手ぶら

 今日、中部地方から訪ねてきてくれた青年は、何の荷物も持っていなかった。帰りにはさすがに薬を持って帰らなければならなかったので、紙袋を持つことになったが、手ぶらは、嘗ての僕たちによく似ていた。ジーパンにTシャツ、運動靴。ただそれだけでどこにでも行った。ポケットに財布があればそれだけでよかった。思いついたらすぐ行動し、何も持っていかない代わりに、何も持って帰らなかった。  住所を聞いたら、とても立派そうなマンションの名前を教えてくれたから、豪華なマンションかと尋ねたら、ボロで名前負けしていると言った。嘗ての僕らには、いいも悪いも選択肢はなかった。全部ボロだった。たまに間違って、並の所に住める人もいたが、ほとんどが○○荘と言う名が相応しいところに住んでいた。  何となくその青年と話をしながら、嘗ての僕自身や仲間達の生活ぶりを思い出した。記憶の中から当時の仲間がでてきたような印象を持った。田舎から都市部に出て、不毛の日々を送った。
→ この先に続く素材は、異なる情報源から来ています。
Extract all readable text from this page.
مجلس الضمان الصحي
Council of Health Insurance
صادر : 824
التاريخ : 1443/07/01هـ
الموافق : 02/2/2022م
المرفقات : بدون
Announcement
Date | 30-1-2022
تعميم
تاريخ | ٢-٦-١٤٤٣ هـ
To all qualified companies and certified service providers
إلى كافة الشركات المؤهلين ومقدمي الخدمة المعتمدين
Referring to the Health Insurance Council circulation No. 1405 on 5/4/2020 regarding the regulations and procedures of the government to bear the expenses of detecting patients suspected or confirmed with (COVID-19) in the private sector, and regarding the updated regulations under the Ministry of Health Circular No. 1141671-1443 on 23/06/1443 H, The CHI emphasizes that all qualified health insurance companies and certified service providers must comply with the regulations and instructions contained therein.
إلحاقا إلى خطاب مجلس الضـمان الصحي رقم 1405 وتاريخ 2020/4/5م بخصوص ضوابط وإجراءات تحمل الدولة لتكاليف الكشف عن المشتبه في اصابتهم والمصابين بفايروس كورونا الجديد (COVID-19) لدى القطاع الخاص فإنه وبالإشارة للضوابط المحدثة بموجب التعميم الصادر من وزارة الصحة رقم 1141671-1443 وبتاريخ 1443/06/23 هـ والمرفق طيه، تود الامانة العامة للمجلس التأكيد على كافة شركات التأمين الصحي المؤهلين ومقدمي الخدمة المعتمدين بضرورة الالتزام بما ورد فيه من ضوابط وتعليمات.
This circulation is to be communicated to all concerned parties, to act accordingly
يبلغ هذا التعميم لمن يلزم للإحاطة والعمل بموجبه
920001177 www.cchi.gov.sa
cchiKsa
金がなかったから、繁華街を彷徨い、喧騒を食って精神の飢えをしのいでいた。秩序は自分の中で解体し、一本足でアーケードに張られた綱の上を歩いていた。拠って立つところがなかった。将来に不安を持つほど堅実ではなかった。目を閉じれば、パチンコ台のチューリップがひとり明日へ誘ってくれた。時間はマンホールの底で淀み、あることが苦痛で、無いことが解放だった。  思い立ってすぐ訪ねてきてくれた手ぶらの青年が、心の中まで手ぶらになった時、青春の落とし穴から抜け出せる。